But while it would have been easy for Rian Johnson and Lucasfilm creature creator Neal Scanlan to have just incorporated these animals through CGI, they made sure that most of it was done with practical effects.

 

Scanlan made this admission to me when I spoke to him at the end of last month over the phone, explaining, “It is really important to me, and we go to great lengths not to be seen as a special effect.”

 

“The idea is that we’re just another part of the cast. Our puppeteers, and ourselves and our choreographers, work very hard on rehearsing the scenes before we even get to set.”

“So that when we get to set people like Daisy or John are not looking at these things like they’re an animatronic object, but they’re looking at them as little creatures and they can act and perform. It’s important that they’re un-intimidated by it, because it is just another cast member.”

“I find that really wonderful. It is a piece of theater you are bringing. You are just part of the cast. Or another actor in a scene. It is a really important part of what we do. And that’s the joy of practical effects.”

Scanlan insists that this approach is better for everyone involved. “I think it’s great to everybody, the lights and camera, the cinematographer, obviously for Rian because he can direct us in the same way that he can direct the actors. And we can all be sort of spontaneous. Nothing is locked in stone, and we can all evolve in the moment.”

This was especially true for the Porgs. “Because they are primarily practical, we couldn’t shoot an entire sequence with just one Porg. So for instance we would have what we call a roaring Porg. And that’s the sequence where he roars. Then we’ll cut back and he’s anxious, so there’s the anxious Porg.”

“For each Porg that you see in the film there’s probably at least 10 versions of that Porg.
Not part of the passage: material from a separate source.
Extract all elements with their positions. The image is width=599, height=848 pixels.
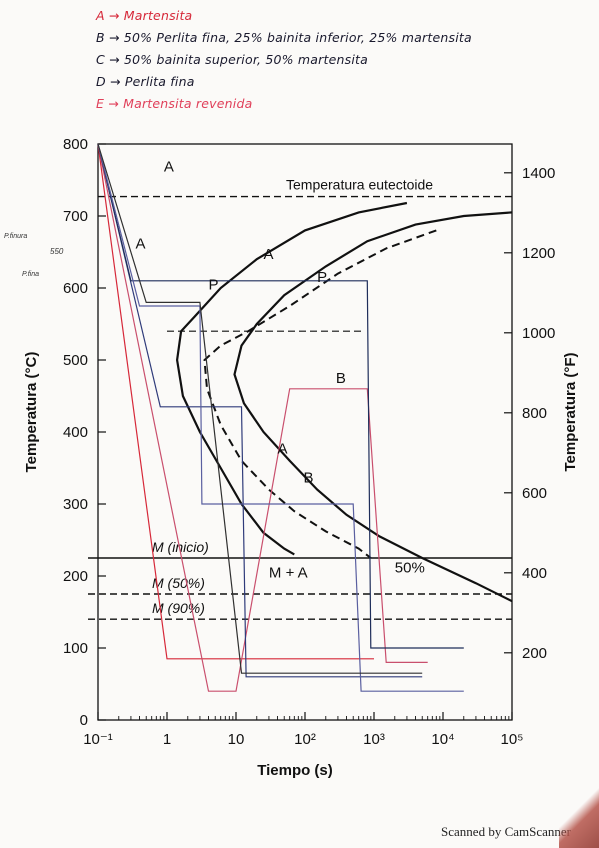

Which was made with different body positions and different facial expressions. They’re all animatronic. They’re all little puppets. But we can only go so far practically before we need to remodel that object in order to change it in a drastic way.”

But while practical effects are preferred, the fact that “Star Wars” is set in space in a galaxy far, far away means that CGI has to be incorporated from time to time.

“Obviously CG can assist us, and in some cases we do things just for CG. We’ll know that we’ll replace it with CG later, but we will act it out on the set, and bring all of those moments, like eye-line, to the moment, knowing full well that that will ultimately be a CG moment. And that’s just the smart way of using effects.”

You can try to spot the difference in the film from today, as “Star Wars: The Last Jedi” is now finally in cinemas.